What I Learned About Taste From Serial Publishing

I published Storm Front as five separate short stories and a separate novella on Smashwords. The Storm Front short stories were free, so there’s no reason not to ‘buy’ them – except for personal taste. The stories can be distilled down to the basic following: the introduction story, the school play, the weird one that’s more like a character study, the vampire, and the serial killer.

I’ve been monitoring the ‘sales’ of these short stories over several different outlets (Barnes & Noble, Smashwords, Diesel, Kobo etc) and some things stand out over and over again.

  • The Calm Before The Storm is the most popular at most outlets. It was the first one published, so that could explain why – it’s had more exposure than the later stories. It’s also the only story not from Tina’s point of view.
  • Take The Stage By Storm is the least popular – which is interesting, because it’s the one that builds off my personal experiences most closely. It’s my most obvious ‘write what you know’ because I was heavily involved in theatre when I was Tina’s age.
  • A Storm is Brewing is the second least popular – I guess people aren’t as intrigued by the Noah romance and the mystery of the story’s demon as they are by…
  • Lost in the Storm, which has that ultra important keyword ‘vampire’ in the description (we all know vampires are still incredibly popular). This story and Weather the Storm tussle it out for second spot after The Calm Before The Storm in most outlets, but sometimes they have more downloads than the first story.

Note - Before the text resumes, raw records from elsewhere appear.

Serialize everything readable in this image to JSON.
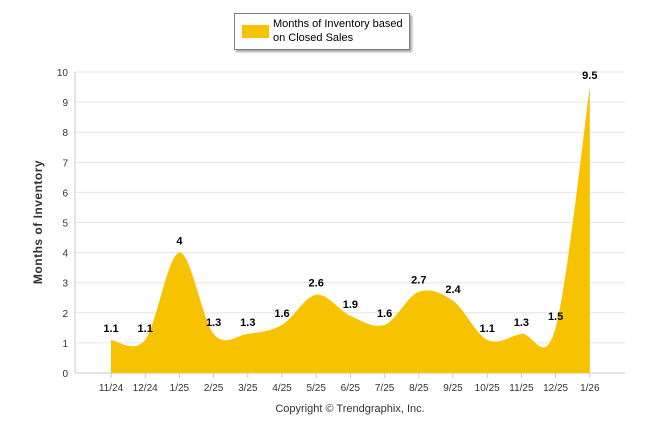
{
  "chart_data": {
    "type": "area",
    "title": "",
    "legend": {
      "label": "Months of Inventory based on Closed Sales",
      "placement": "top-center"
    },
    "ylabel": "Months of Inventory",
    "xlabel": "",
    "ylim": [
      0,
      10
    ],
    "yticks": [
      0,
      1,
      2,
      3,
      4,
      5,
      6,
      7,
      8,
      9,
      10
    ],
    "grid": true,
    "categories": [
      "11/24",
      "12/24",
      "1/25",
      "2/25",
      "3/25",
      "4/25",
      "5/25",
      "6/25",
      "7/25",
      "8/25",
      "9/25",
      "10/25",
      "11/25",
      "12/25",
      "1/26"
    ],
    "series": [
      {
        "name": "Months of Inventory based on Closed Sales",
        "values": [
          1.1,
          1.1,
          4,
          1.3,
          1.3,
          1.6,
          2.6,
          1.9,
          1.6,
          2.7,
          2.4,
          1.1,
          1.3,
          1.5,
          9.5
        ],
        "labels": [
          "1.1",
          "1.1",
          "4",
          "1.3",
          "1.3",
          "1.6",
          "2.6",
          "1.9",
          "1.6",
          "2.7",
          "2.4",
          "1.1",
          "1.3",
          "1.5",
          "9.5"
        ]
      }
    ],
    "colors": {
      "fill": "#f7c200",
      "grid": "#e6e6e6",
      "axis": "#c8c8c8"
    }
  },
  "footer": {
    "copyright": "Copyright © Trendgraphix, Inc."
  }
}
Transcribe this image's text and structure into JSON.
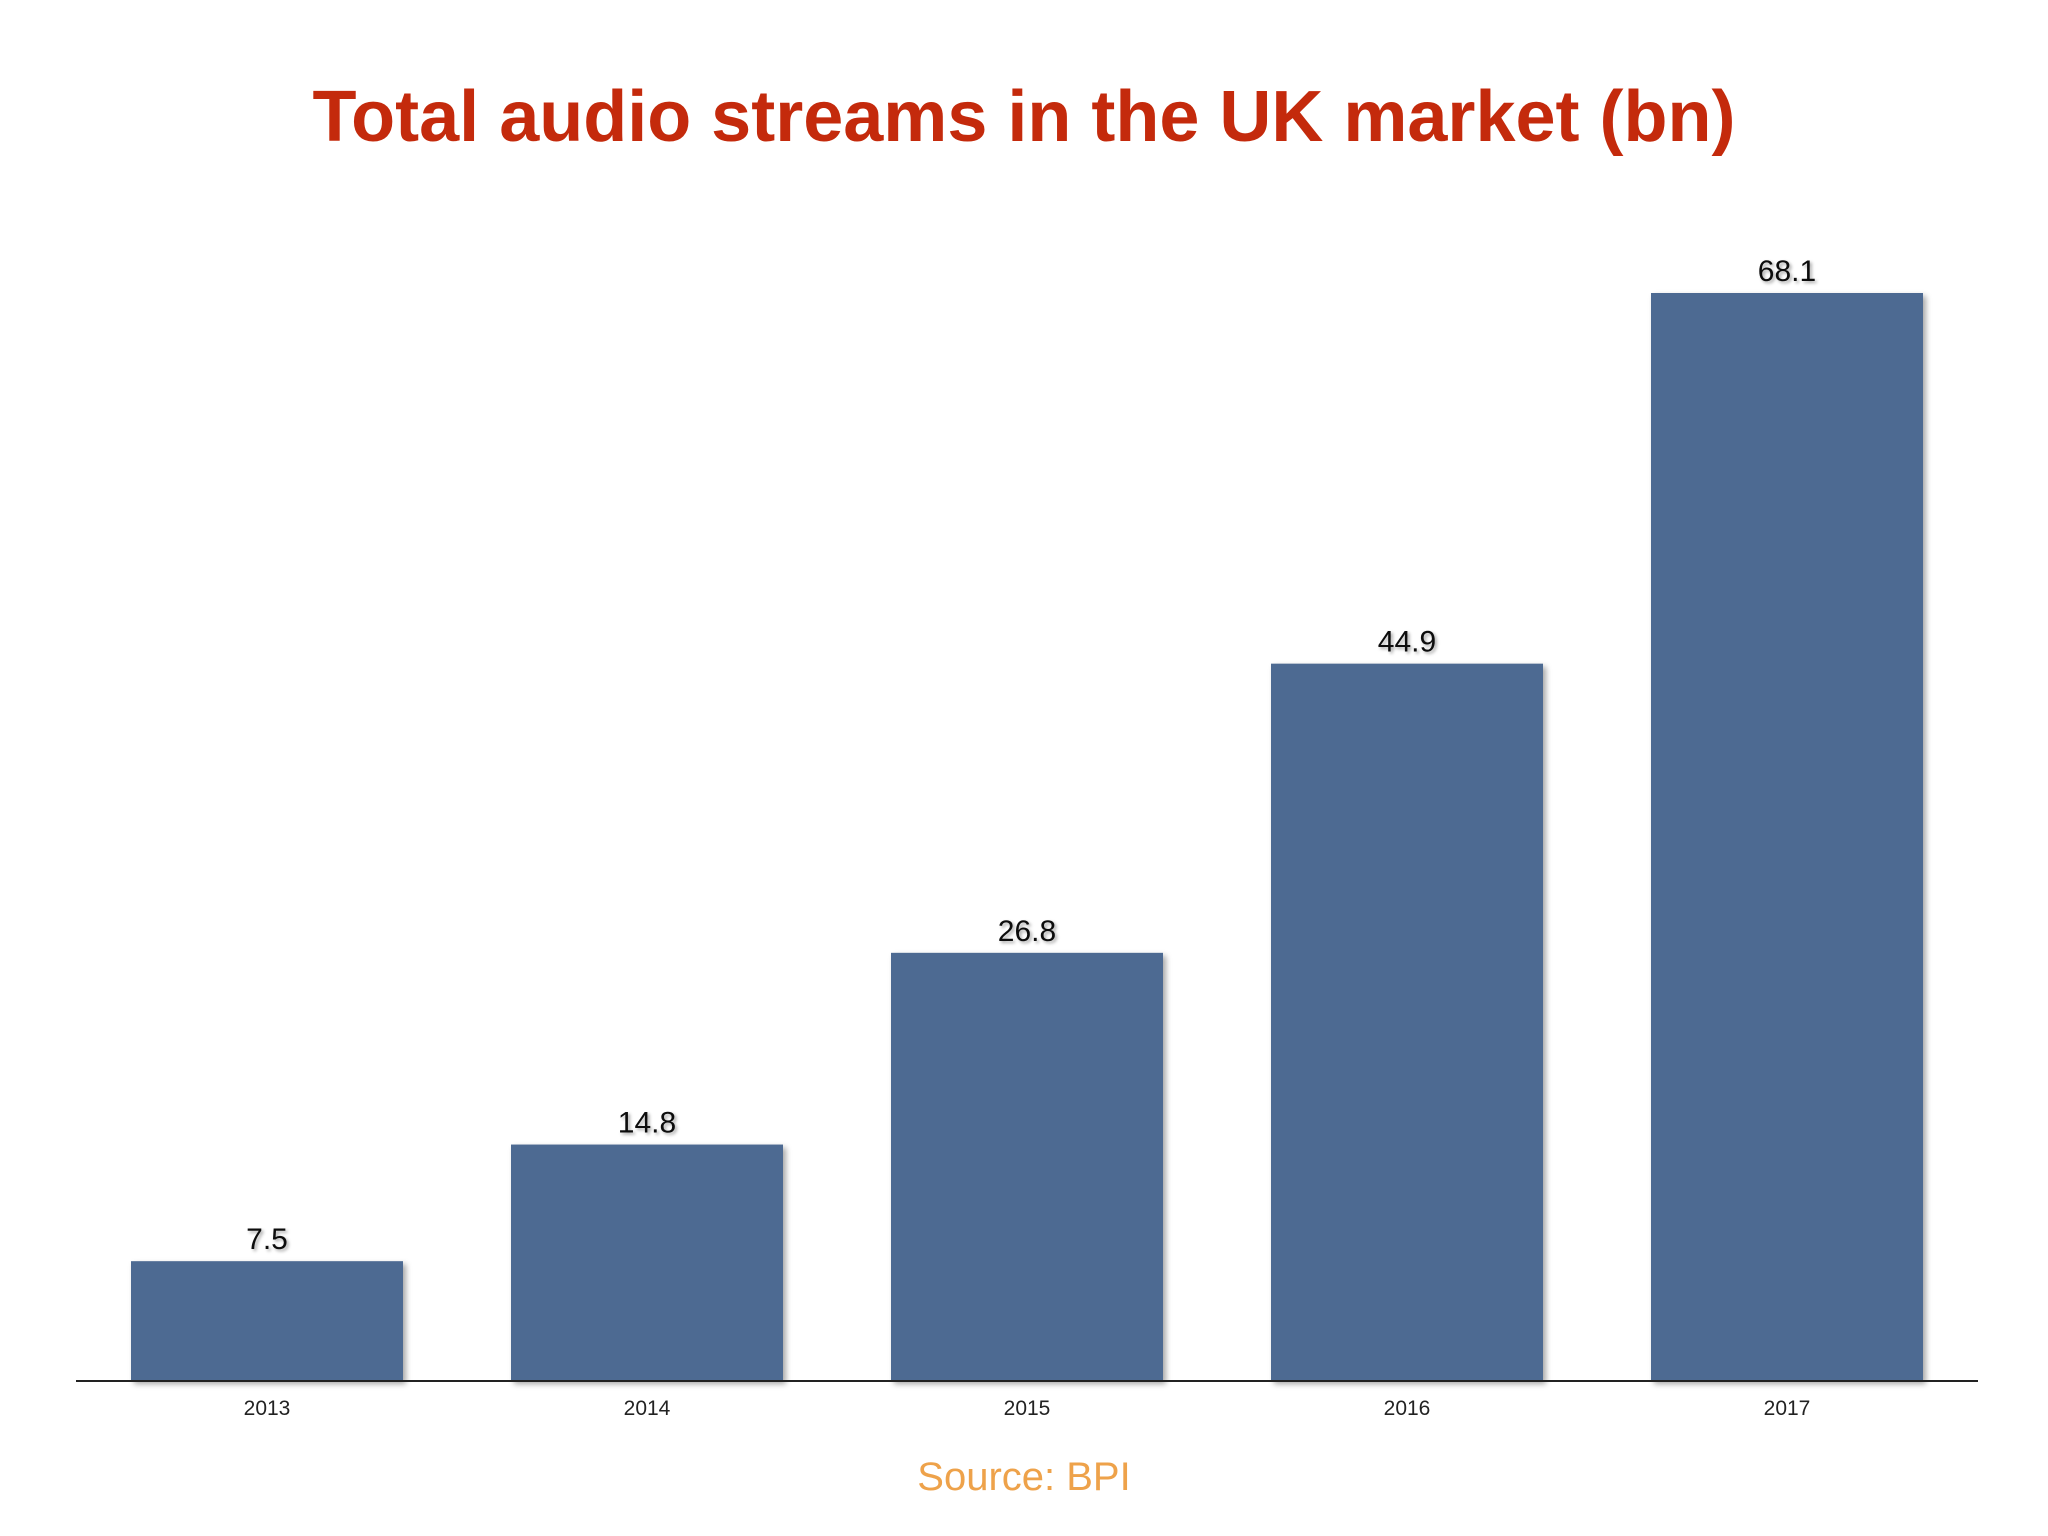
{
  "colors": {
    "title": "#c42a0c",
    "bar": "#4d6a92",
    "source": "#eea24a",
    "axis": "#222222"
  },
  "chart_data": {
    "type": "bar",
    "title": "Total audio streams in the UK market (bn)",
    "categories": [
      "2013",
      "2014",
      "2015",
      "2016",
      "2017"
    ],
    "values": [
      7.5,
      14.8,
      26.8,
      44.9,
      68.1
    ],
    "data_labels": [
      "7.5",
      "14.8",
      "26.8",
      "44.9",
      "68.1"
    ],
    "xlabel": "",
    "ylabel": "",
    "ylim": [
      0,
      68.1
    ],
    "grid": false,
    "legend": "none",
    "source": "Source: BPI"
  }
}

They’re by far the most popular stories overall, and I think that has something to do with vampires and serial killers appealing more than school plays and the mysterious third story demon.
  • Lost in the Storm and Weather the Storm are also my longest short stories clocking in at 3200 and 4300 words respectively. That could also have something to do with the download rates. Maybe people think they are getting more ‘value’ if they download a longer story – although each story is technically ultra-short because they fall under 5K, and they’re all free downloads in those outlets.